Pumpkin is a great source of beta-carotene, fiber, and other vitamins and minerals. It’s also low in fat and calories, making it a great addition to sauces, smoothies, and dips! It functions in these recipes much like any other thickener such as yogurt or cream without being heavy and full of calories. “Pumpkin is a powerhouse food that is low in calories and high in many health-promoting phytochemicals,” says Kiran Campbell, a registered dietitian nutritionist in Michigan. “A few nutrients that make pumpkin especially beneficial are potassium, vitamin A, vitamin C, and fiber.” It also provides about 10 percent of the daily requirement of potassium, which is great for muscles and recovery from exercise.

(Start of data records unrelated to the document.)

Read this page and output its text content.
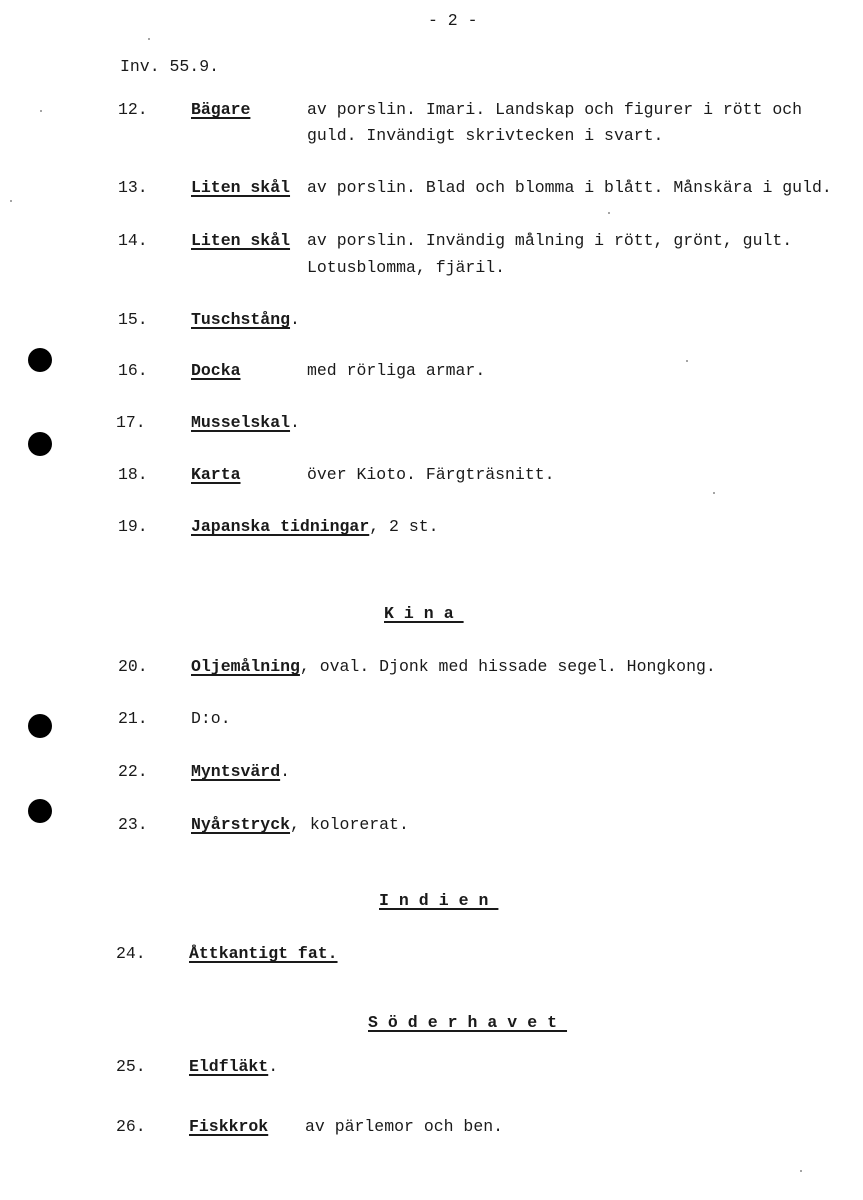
- 2 -
Inv. 55.9.
12.	Bägare	av porslin. Imari. Landskap och figurer i rött och
guld. Invändigt skrivtecken i svart.
13.	Liten skål av porslin. Blad och blomma i blått. Månskära i guld.
14.	Liten skål av porslin. Invändig målning i rött, grönt, gult.
Lotusblomma, fjäril.
15.	Tuschstång.
16.	Docka	med rörliga armar.
17.	Musselskal.
18.	Karta	över Kioto. Färgträsnitt.
19.	Japanska tidningar, 2 st.
Kina
20.	Oljemålning, oval. Djonk med hissade segel. Hongkong.
21.	D:o.
22.	Myntsvärd.
23.	Nyårstryck, kolorerat.
Indien
24.	Åttkantigt fat.
Söderhavet
25.	Eldfläkt.
26.	Fiskkrok av pärlemor och ben.
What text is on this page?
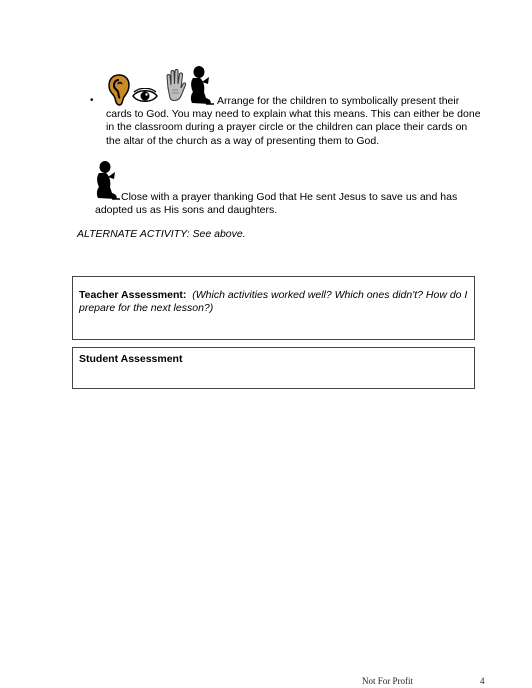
•	Arrange for the children to symbolically present their
cards to God. You may need to explain what this means. This can either be done in the classroom during a prayer circle or the children can place their cards on the altar of the church as a way of presenting them to God.
Close with a prayer thanking God that He sent Jesus to save us and has
adopted us as His sons and daughters.
ALTERNATE ACTIVITY: See above.

Teacher Assessment: (Which activities worked well? Which ones didn't? How do I prepare for the next lesson?)

Student Assessment

Not For Profit	4
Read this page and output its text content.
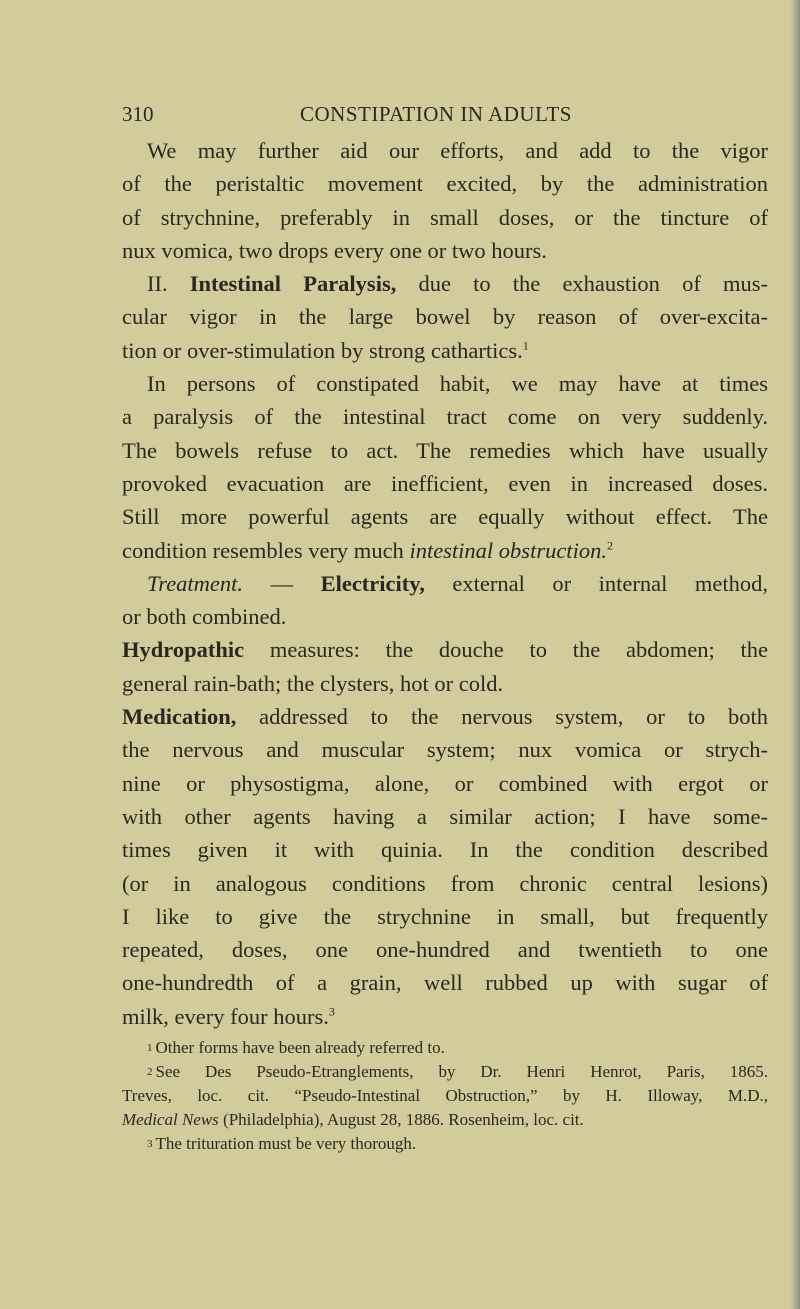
310	CONSTIPATION IN ADULTS
We may further aid our efforts, and add to the vigor
of the peristaltic movement excited, by the administration
of strychnine, preferably in small doses, or the tincture of
nux vomica, two drops every one or two hours.
II. Intestinal Paralysis, due to the exhaustion of mus-
cular vigor in the large bowel by reason of over-excita-
tion or over-stimulation by strong cathartics.$^1$
In persons of constipated habit, we may have at times
a paralysis of the intestinal tract come on very suddenly.
The bowels refuse to act. The remedies which have usually
provoked evacuation are inefficient, even in increased doses.
Still more powerful agents are equally without effect. The
condition resembles very much intestinal obstruction.$^2$
Treatment. — Electricity, external or internal method,
or both combined.
Hydropathic measures: the douche to the abdomen; the
general rain-bath; the clysters, hot or cold.
Medication, addressed to the nervous system, or to both
the nervous and muscular system; nux vomica or strych-
nine or physostigma, alone, or combined with ergot or
with other agents having a similar action; I have some-
times given it with quinia. In the condition described
(or in analogous conditions from chronic central lesions)
I like to give the strychnine in small, but frequently
repeated, doses, one one-hundred and twentieth to one
one-hundredth of a grain, well rubbed up with sugar of
milk, every four hours.$^3$
1 Other forms have been already referred to.
2 See Des Pseudo-Etranglements, by Dr. Henri Henrot, Paris, 1865.
Treves, loc. cit. “Pseudo-Intestinal Obstruction,” by H. Illoway, M.D.,
Medical News (Philadelphia), August 28, 1886. Rosenheim, loc. cit.
3 The trituration must be very thorough.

If you’re trying to move to a more plant-based diet, you can substitute pumpkin for eggs, oil, or butter in many recipes pretty easily. Add 1/4 of a cup of pumpkin to replace one egg. To substitute for butter, use 3/4 the amount of Organic Pumpkin Puree for each amount of butter, so 3/4 of a tablespoon pumpkin for 1 tablespoon of butter. You can also substitute just half the butter for Organic Pumpkin Puree. In recipes that call for butter and sugar to be creamed, fold in pumpkin after creaming. In cream sauces, substitute some of the heavy cream and butter in your Alfredo sauce recipe with pumpkin puree. What’s your favorite way to use pumpkin? Let us know in the comments!

5 from 2 votes

Pumpkin Hummus

Prep Time 10 minutes
Servings 4


  • 15 oz Canned Garbanzo Beans drained with liquid reserved
  • 1 Garlic Clove roughly chopped
  • 3 tbsp Lemon Juice
  • 5 tbsp Farmer's Market Foods Pumpkin Puree
  • 5 tbsp Tahini
  • 5 tbsp Olive Oil
  • Salt and Pepper for seasoning
  • Pepitas for garnish


  1. In a food processor combine garbanzo beans, garlic clove, lemon juice, pumpkin puree, tahini, olive oil and 2 tbsp. of the reserved liquid.

  2.  Process on high until all ingredients have been evenly mixed.

  3. Check consistency and add more liquid if desired

  4. Taste and add salt and pepper to your preference.

  5. Top with a sprinkle of pepitas prior to serving.